パトカーのサイレンがまだ遠くで反響して聞こえるものの、一先ず落ち着ける場所として川辺の土手に移り、円陣を組んで情報を整理する。
「いいよもうハジケリストで!はい、とりあえず情報を纏めましょ!参謀殿、どうぞ!」
「え!あ、はい。前々から不思議に思ってたんです。キャンプにあれだけ子供が来てたのに、どうして僕達だけが選ばれたんだろうって。でも、今日謎を解く手がかりがやっと掴めました」
「四年前の事件……!」
「ええ。僕達には四年前既にデジモンと会ってたという共通点があるんです」
情報を丁寧に整理していく光子郎の言葉に、全員考えが一致していた。偶然というには、あまりにもみんなのプロフィールが合致していたという訳だ。
揃いも揃って爆弾テロ事件もといデジモン同士の戦いの目撃、そして光が丘からの引っ越し。中々これらが8人纏めて経験しているとは偶然と片付けられない。
「それじゃ、ひょっとして9人目も……」
「間違いなく、あの事件の目撃者のはずです!」
「だったらもうヴァンデモンが見つけちゃったんじゃないの?事件を見てたんなら、光が丘の子だろ?」
「それはちゃいまんな。マンモンがあないなところ一匹でウロウロしとったっちゅーことは、他の連中は9人目を探してあちこち行ったっちゅーことですわ」
モチモンの言う通り、仲間もおらずマンモン一匹でいたところを考えると、恐らくお台場を中心に東京中にヴァンデモンの手下たちがうろついているのだろう。

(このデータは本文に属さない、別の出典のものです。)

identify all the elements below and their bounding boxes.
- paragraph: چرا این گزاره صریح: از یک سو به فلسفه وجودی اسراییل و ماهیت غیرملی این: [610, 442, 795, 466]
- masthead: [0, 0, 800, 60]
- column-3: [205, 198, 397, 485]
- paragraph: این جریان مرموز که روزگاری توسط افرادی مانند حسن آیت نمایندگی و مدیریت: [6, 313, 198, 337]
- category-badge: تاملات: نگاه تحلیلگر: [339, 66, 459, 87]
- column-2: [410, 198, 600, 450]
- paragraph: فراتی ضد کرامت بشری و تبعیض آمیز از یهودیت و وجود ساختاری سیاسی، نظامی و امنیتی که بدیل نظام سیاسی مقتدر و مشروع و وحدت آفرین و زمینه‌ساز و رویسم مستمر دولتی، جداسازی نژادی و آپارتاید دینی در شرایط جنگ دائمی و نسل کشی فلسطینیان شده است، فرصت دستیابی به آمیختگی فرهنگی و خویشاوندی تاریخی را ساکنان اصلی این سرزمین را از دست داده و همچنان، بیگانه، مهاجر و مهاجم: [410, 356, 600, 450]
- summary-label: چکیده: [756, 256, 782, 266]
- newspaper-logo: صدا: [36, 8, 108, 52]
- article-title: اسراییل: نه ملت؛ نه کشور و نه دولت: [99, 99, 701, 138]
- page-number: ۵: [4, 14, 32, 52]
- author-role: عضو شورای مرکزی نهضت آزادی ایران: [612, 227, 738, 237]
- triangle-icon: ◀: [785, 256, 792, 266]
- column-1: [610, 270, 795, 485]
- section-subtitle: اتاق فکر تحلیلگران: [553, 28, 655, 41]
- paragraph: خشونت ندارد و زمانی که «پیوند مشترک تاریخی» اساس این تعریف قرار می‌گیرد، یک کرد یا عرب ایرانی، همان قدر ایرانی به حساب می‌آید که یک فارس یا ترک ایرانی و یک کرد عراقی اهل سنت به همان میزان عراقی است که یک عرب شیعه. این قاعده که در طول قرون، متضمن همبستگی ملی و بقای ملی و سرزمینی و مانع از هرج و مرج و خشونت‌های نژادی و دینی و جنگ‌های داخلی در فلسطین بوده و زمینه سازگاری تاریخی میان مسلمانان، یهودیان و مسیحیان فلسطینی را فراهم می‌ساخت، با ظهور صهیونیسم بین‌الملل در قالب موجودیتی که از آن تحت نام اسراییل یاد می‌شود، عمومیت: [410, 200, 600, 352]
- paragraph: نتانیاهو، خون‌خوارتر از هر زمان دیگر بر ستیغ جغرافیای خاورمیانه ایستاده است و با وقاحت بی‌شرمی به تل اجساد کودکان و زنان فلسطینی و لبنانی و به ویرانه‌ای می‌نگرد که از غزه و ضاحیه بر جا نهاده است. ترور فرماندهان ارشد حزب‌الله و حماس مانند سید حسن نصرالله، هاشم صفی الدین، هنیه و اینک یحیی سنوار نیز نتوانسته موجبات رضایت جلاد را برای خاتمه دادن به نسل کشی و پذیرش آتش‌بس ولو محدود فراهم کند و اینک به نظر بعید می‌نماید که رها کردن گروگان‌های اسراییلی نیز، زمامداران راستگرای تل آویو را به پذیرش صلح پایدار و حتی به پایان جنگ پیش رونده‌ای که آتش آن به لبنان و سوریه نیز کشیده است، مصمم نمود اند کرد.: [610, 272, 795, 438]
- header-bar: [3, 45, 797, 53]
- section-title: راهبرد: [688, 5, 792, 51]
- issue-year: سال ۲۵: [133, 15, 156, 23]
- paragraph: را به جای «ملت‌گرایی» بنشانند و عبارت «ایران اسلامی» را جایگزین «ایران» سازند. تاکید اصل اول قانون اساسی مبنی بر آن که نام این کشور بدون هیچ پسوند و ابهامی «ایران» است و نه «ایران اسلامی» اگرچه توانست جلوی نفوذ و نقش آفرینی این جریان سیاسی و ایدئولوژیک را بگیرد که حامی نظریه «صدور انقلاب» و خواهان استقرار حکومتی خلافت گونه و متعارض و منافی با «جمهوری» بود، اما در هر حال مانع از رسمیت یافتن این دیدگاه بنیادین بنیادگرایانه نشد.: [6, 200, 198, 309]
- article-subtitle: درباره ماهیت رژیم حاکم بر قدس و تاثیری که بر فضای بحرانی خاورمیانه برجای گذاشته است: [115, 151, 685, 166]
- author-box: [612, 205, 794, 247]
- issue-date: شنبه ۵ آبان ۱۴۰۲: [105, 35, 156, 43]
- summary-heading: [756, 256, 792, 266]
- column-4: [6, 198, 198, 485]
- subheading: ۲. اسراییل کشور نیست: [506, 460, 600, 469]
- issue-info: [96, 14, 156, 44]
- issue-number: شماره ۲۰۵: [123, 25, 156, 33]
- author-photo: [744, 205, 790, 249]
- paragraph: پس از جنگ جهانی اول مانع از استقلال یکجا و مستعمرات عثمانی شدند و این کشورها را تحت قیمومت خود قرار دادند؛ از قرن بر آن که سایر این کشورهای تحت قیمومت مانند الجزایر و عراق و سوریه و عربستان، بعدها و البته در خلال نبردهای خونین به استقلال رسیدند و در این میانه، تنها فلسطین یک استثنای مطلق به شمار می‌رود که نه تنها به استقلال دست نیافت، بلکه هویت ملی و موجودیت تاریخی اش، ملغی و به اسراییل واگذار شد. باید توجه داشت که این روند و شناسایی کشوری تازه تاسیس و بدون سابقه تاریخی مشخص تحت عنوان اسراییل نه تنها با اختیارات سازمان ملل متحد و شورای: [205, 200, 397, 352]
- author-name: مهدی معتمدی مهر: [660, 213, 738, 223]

さて、情報整理は済んだ。後は、ヴァンデモンよりも早く9人目を見つけ出すことが最優先だ。
光が丘に来てどの程度情報を得られるかと思っていたが、これは予想以上の収穫だった。情報以外でも、4年ぶりの光が丘は成り行きとはいえ灯緒にとっても当時を鮮明に思い出すために、一度訪れて良かったのかもしれない。
そんな思いを胸に、再びパートナーを抱きかかえた。